Current embedded systems are usually designed for data-dominated applications, but they have a tight energy and time budget. Scratch-pad memories are completely software-controlled memories with predictable behaviour and good performance and energy characteristics, thus they tend to become a standard feature in many embedded systems. However, their predictability is not helping if the application accesses its data dynamically, when the addresses of the accessed data depend on the application's input. In such cases, predetermining the scratch-pad content at design-time is not always possible as the compiler cannot predict the runtime input. Moreover, in this case, both data reuse and data placement in the scratch-pad are inefficient because chunks of data already stored cannot be efficiently reused and combined with the runtime accessed data blocks. State-of-the art techniques copy each new data block to the scratch-pad without considering whether portions of them are already in it. Such dynamic temporal locality cannot be predicted or exploited by the compiler.
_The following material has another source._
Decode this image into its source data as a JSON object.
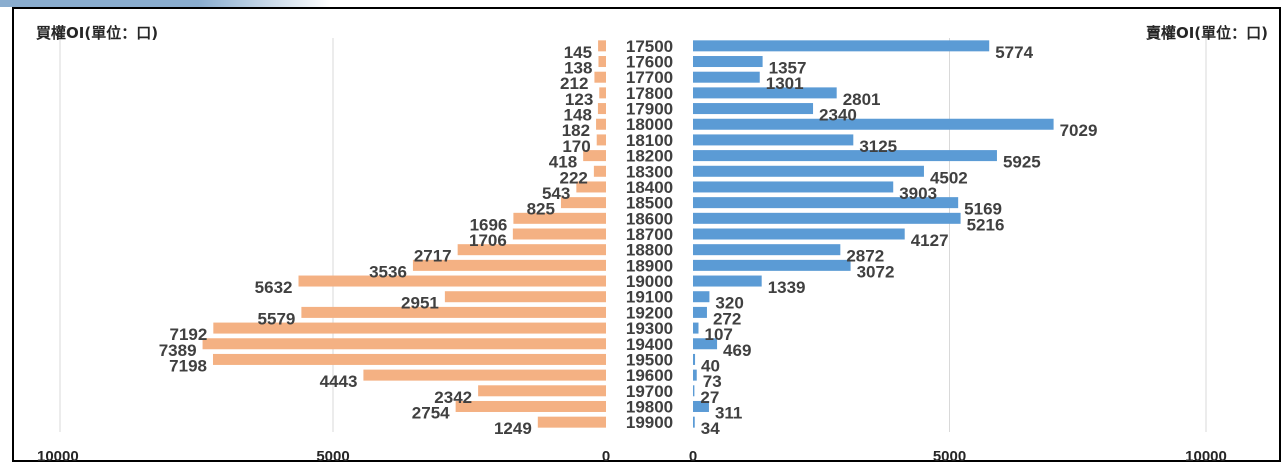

The authors here present a system architecture, strongly connected to the system's scratch-pad and the processor's compiler, which is able to efficiently exploit run-time data reuse in the scratch-pad by being capable of holding valuable information, such as the exact data contents of the scratch-pad at runtime, and using it to do all the necessary operations for placing each new data block in scratch-pad. It is fine tuned for applications with run-time reuse between rectangular data blocks. The application domain of the proposed architecture is multimedia applications with run-time reuse, certain applications with linked lists and multi-threaded applications. It operates in a time and energy-efficient manner when compared with existing scratch-pad architectures without the authors’ scratch-pad accelerator engine, showing its higher normalised performance and lower normalised energy consumption. Experimental results show up to 2.5 times performance increase compared with existing scratch-pad architectures and 5 times compared with cache architectures and energy decrease up to 1.9 and 3.9 times, respectively.